Et maintenant, le vin lui-même.
Le nez, composé de mûre, de cerise, d'odeurs de sous-bois et de cèdre, est assez vif. C'est un nez très agréable, sans la lourdeur et l'aspect confit que l'on peut trouver dans beaucoup de vins
actuels, dont le principal (et souvent unique) but est d'impressionner. Là, on se plait à humer, sentir, respirer, en prenant son temps.
Mais comme disent les vieux Bordelais, le vin, faut pas le sentir, faut le boire, bon sang ! En bouche donc, on retrouve cette vivacité. Les tanins sont présents, mais sans agressivité.

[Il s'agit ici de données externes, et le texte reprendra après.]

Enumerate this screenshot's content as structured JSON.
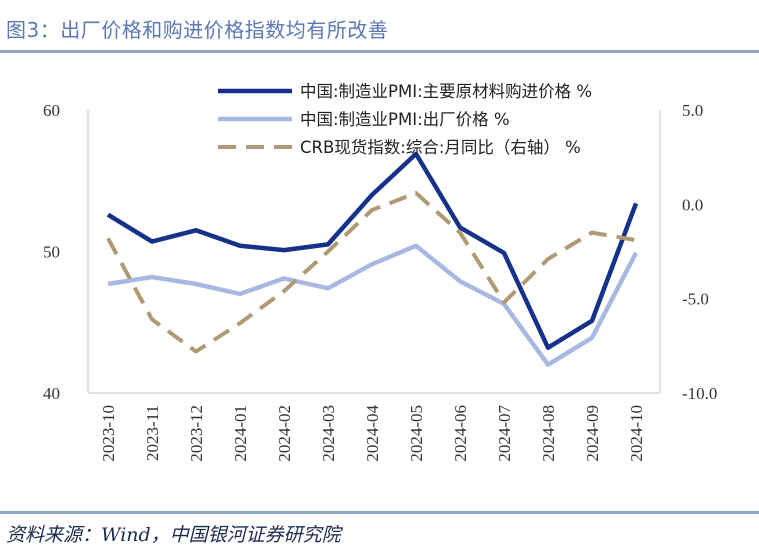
{
  "header": {
    "title": "图3：出厂价格和购进价格指数均有所改善"
  },
  "footer": {
    "source": "资料来源：Wind，中国银河证券研究院"
  },
  "colors": {
    "accent": "#5b78b4",
    "rule": "#8fa5cc",
    "axis": "#d0d0d0"
  },
  "chart_data": {
    "type": "line",
    "categories": [
      "2023-10",
      "2023-11",
      "2023-12",
      "2024-01",
      "2024-02",
      "2024-03",
      "2024-04",
      "2024-05",
      "2024-06",
      "2024-07",
      "2024-08",
      "2024-09",
      "2024-10"
    ],
    "ylim_left": [
      40,
      60
    ],
    "ylim_right": [
      -10.0,
      5.0
    ],
    "yticks_left": [
      "60",
      "50",
      "40"
    ],
    "yticks_right": [
      "5.0",
      "0.0",
      "-5.0",
      "-10.0"
    ],
    "legend_position": "top-right",
    "grid": false,
    "series": [
      {
        "name": "中国:制造业PMI:主要原材料购进价格  %",
        "axis": "left",
        "color": "#16318a",
        "style": "solid",
        "width": 4.5,
        "values": [
          52.6,
          50.7,
          51.5,
          50.4,
          50.1,
          50.5,
          54.0,
          56.9,
          51.7,
          49.9,
          43.2,
          45.1,
          53.4
        ]
      },
      {
        "name": "中国:制造业PMI:出厂价格  %",
        "axis": "left",
        "color": "#a8b8e0",
        "style": "solid",
        "width": 4.5,
        "values": [
          47.7,
          48.2,
          47.7,
          47.0,
          48.1,
          47.4,
          49.1,
          50.4,
          47.9,
          46.3,
          42.0,
          43.9,
          49.9
        ]
      },
      {
        "name": "CRB现货指数:综合:月同比（右轴）  %",
        "axis": "right",
        "color": "#b09a74",
        "style": "dashed",
        "width": 4,
        "values": [
          -1.8,
          -6.1,
          -7.8,
          -6.3,
          -4.6,
          -2.5,
          -0.3,
          0.6,
          -1.5,
          -5.2,
          -2.9,
          -1.5,
          -1.9
        ]
      }
    ]
  }
}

Le
bon équilibre, et la bonne acidité, donnent une fraicheur qui donne envie d'y revenir.
On peut donc imaginer le repas idéal en matière de vin.
1. Le Grüner Veltliner Schloss Gobelsburg de l'article précédent, par exemple avec l'entrée.
2. Le Clos Plince objet du présent article, avec le plat.
3. Reste à trouver le vin pour le fromage et...
4. celui pour le dessert.
A suivre donc...
Buvabilité du Clos Plince : 4/5 (seulement avec un plat de viande).